Does the quarter that you will henceforth require apply to a lease on depths from the surface to say....5,000'?

If so, I can pretty well assure you that you will not have too many takers. The economics for shallow production -- lets call shallow anything above the Hosston formation -- generally will not support a 25% burden.

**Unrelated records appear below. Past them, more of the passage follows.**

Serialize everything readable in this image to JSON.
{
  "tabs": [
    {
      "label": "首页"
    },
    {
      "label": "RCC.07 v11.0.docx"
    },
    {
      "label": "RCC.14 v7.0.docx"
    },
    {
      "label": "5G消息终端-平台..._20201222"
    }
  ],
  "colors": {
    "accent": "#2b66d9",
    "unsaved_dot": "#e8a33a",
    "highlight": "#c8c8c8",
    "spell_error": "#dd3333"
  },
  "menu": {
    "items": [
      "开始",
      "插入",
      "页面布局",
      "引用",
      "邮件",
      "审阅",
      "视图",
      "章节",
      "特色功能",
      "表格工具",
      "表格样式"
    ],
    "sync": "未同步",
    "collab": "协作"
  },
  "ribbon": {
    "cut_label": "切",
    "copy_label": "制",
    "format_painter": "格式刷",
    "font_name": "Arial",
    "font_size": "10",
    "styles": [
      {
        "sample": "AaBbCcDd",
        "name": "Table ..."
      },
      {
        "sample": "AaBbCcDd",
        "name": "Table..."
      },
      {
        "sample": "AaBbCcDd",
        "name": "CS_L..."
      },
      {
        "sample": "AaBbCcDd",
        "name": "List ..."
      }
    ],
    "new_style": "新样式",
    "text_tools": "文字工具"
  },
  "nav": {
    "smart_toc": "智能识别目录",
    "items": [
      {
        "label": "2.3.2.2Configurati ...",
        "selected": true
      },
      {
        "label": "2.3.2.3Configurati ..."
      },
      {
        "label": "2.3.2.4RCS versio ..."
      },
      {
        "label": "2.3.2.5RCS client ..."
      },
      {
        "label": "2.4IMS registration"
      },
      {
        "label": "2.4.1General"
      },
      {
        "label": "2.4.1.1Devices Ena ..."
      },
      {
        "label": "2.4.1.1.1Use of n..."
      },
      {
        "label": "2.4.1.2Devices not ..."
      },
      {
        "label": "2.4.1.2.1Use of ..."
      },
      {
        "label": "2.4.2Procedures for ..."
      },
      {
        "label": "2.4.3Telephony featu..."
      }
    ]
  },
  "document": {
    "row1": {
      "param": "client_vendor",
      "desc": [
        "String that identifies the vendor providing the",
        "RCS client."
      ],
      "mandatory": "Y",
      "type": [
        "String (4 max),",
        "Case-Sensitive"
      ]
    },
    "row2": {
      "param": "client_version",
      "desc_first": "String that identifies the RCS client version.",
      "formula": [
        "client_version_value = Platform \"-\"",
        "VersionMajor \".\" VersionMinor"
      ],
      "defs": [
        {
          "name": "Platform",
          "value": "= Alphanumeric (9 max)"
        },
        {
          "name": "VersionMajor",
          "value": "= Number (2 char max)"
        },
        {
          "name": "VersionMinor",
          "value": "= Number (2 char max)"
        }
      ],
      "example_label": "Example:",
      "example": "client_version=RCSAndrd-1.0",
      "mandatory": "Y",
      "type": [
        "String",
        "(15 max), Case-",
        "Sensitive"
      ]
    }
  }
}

Those shallow depths represent a good bit of what's drilled in North Louisiana by small independents.

Just wondering.

Best,

Jay Murrell
My extended family owns a substantial amount of minerals in Mississippi along the Mississippi River. Adams County among others. This is shallow Wilcox oil country @ 4000+ ft. For the last 20 + years, we have been getting 1/4 royalty from the independents. They balked for a few years until they finally decided it was either 1/4 royalty or no lease. An offset to that was that we would give them a three year paid up lease for a very favorable bonus.
Tx for the facts, dude!
In the mid-80's I worked extensively in the Wilcox in Adams County and the surrounding counties in MS and Concordia and Catahoula in LA. You are absolutely right. We gave 1/4th royalties for leases with VERY short primary terms, like <1 yr. for a FREE (no lease bonus) lease in the Wilcox. One out of every 10 wells you drill in the Wilcox is a dry hole and when you made a well it was usually VERY good. Lots of reserves. One well would pay for the 9 dry ones, plus a nice profit.

That is a COMPLETELY different set of well economics from what we have in NW LA.

I am sure you didn't intend to, but comparing the MS Wilcox to our shallow prospects in NW LA is an absurdly bad fit.

Which makes my point, the HA ain't the Paluxy.
For at least the past 5 or 6 years, some smaller, independent companies have been offering (and paying) 25% royalty on 4,200' Glen Rose wells here in Stonewall.
The Glen Rose is pretty similar to the MS Wilcox (very hard to find, but REALLY swell when you do)...did they pay any lease bonus?
Not as many of the ones leasing, but there are a lot of abstractors, surface guys, etc. Probably 1/3 to 1/2 of the ones doing leasing. If I was to guess.
Yes, every lease that I looked at received a lease bonus, except for one. That person passed on the lease bonus for a six month drilling commitment and a $50,000 penalty if the well was not drilled during that time period. Some received a favored nations clause in their leases also.
Please explain "every lease I looked at had lease bonus..." How did you learn that?
This was for a shallow well a couple of years ago and it was a dry hole. Their family owns about 116 acres over here in section 1 near me. The unit size for the 4,200' well was 160 acres.
will they drill to the haynesville ever on his section?